P-COFFEEは、清水さんの自宅に暮らす2匹の猫(ピーコとベビーちゃん)との縁によって生まれたという。以前、野良猫だったピーコは、子猫(ベビーちゃん)とともに春木屋の店舗に姿を現し、清水さんたちも名前を付けて可愛がるようになった。しかし、ある日のこと。いつものようにピーコとベビーちゃんが現れたが、いつもと違う様子で泣き続けている……どうしたのだろう。不思議に思った清水さんの脳裏によぎったのは、火をつけたままの焙煎機だった。急いで様子を見に行くと焙煎機からは煙が上がり、火事になる寸前の状態だったという。そのできごと以来、春木屋にとって2匹はより特別な存在となっていったが、ほどなくしてピーコが亡くなってしまった。死因は不明。しかし野良猫の寿命は飼い猫に比べて短く、ピーコの命もわずか数年で失われてしまった可能性が高い。清水さんたちは野良猫を取り巻く厳しい現状を知り、どうぶつ基金が行う野良猫の保護活動に協力するようになったという。

商品に添えられたストーリーがフックになる

現在、ベビーちゃんは清水さんの自宅で暮らしている

多くの人がP-COFFEEを通じて野良猫の保護活動を知り、コーヒーを購入するという行為を通じて消費者から参加者に変わる。そのフックになっているのが、商品説明に込められた清水さんの想いだ。言葉が持つ力。ストーリーテリングについては色んなところで論じられてきたが、ここで改めてその重要性について考えてみたい。春木屋では冒頭にあげたミャンマーだけでなく、マウンテンゴリラの保護につながるコンゴのコーヒーなども取り扱っている。その一つひとつのストーリーを、清水さんが自身の言葉で解釈して発信しているのだ。

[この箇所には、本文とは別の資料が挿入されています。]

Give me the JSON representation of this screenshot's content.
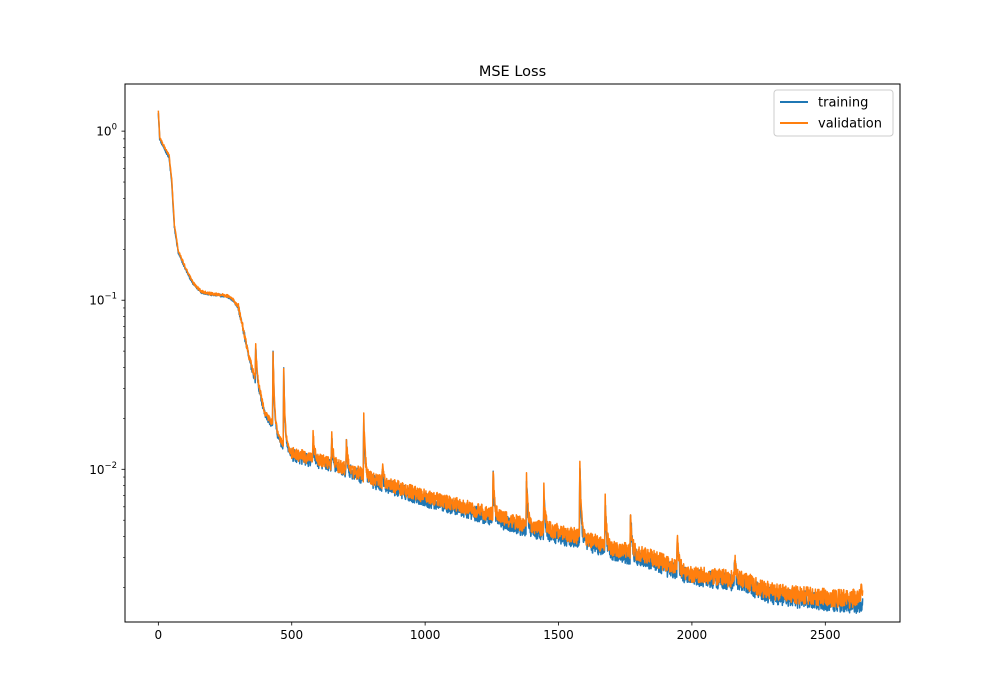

商品をストーリーと一緒に紹介する点について、「商売だからいかに売りやすくするかということは大事だけど……」と前置きしながらも、清水さんは次のように話してくれた。「コーヒーが好きな人にとって珍しい産地のコーヒーは非常に魅力的ですが、あまり知らない人にはなじみが薄いと思います。そこに+αのフックとして、ストーリーを添えることが大事。例えば、このコーヒーが育てられたエリアにはマウンテンゴリラが生息していて、コーヒーがその保護活動に役立てられることを伝えると一気に興味を持ってもらえるようになります」。

もの・こと・人を双方向につなぐ

ストーリーに込められた言葉が人々の心を捉え、コーヒーの味や香りとつながっていく。ロースターの個性とは焙煎技術だけでなく、商品が持つストーリーを自身の解釈をもとに言語化する過程に宿るのではないだろうか。そのために、清水さんは新しい知識を吸収することに余念がない。海ノ向こうコーヒーが主催するセミナーにも参加して、積極的に質問する姿が見られる。そんな彼が海ノ向こうコーヒーに対してどんな印象を抱いているのか尋ねてみた。

ミャンマーのマイクロミルプロジェクトで作られた豆の麻袋には、春木屋のロゴマークが刻まれている

「双方向性を大事にしているように感じますね。マイクロミルプロジェクトなど、『一緒にやりませんか?』と呼びかけるスタンスは珍しい。事業規模に関係なく、日本でコーヒーに関わる人を仲間に加えながら、産地と双方向の関係を作り上げていこうというスタンスは他社と異なると思います」。

身に余る言葉に恐縮しつつも、“双方向性” というキーワードが印象に残った。その言葉は清水さんのお店づくりや想いにもつながっているからだ。P-COFFEEも猫と購入者を双方向につなぐツールであり、マイクロミルプロジェクトも産地と双方向の関係を築くプロジェクトだ。それらに積極的に取り組む姿勢には、コーヒーを通じて、もの・こと・人をつなぎ、消費に終わらない循環を生み出したいという想いがあるのではないだろうか。2023年には店舗をリニューアルして、新しいコーヒーの事業にもチャレンジするという。そこでも清水さんの想いはどのように広がっていくのだろうか。ぜひ足を運んでみたいものだ。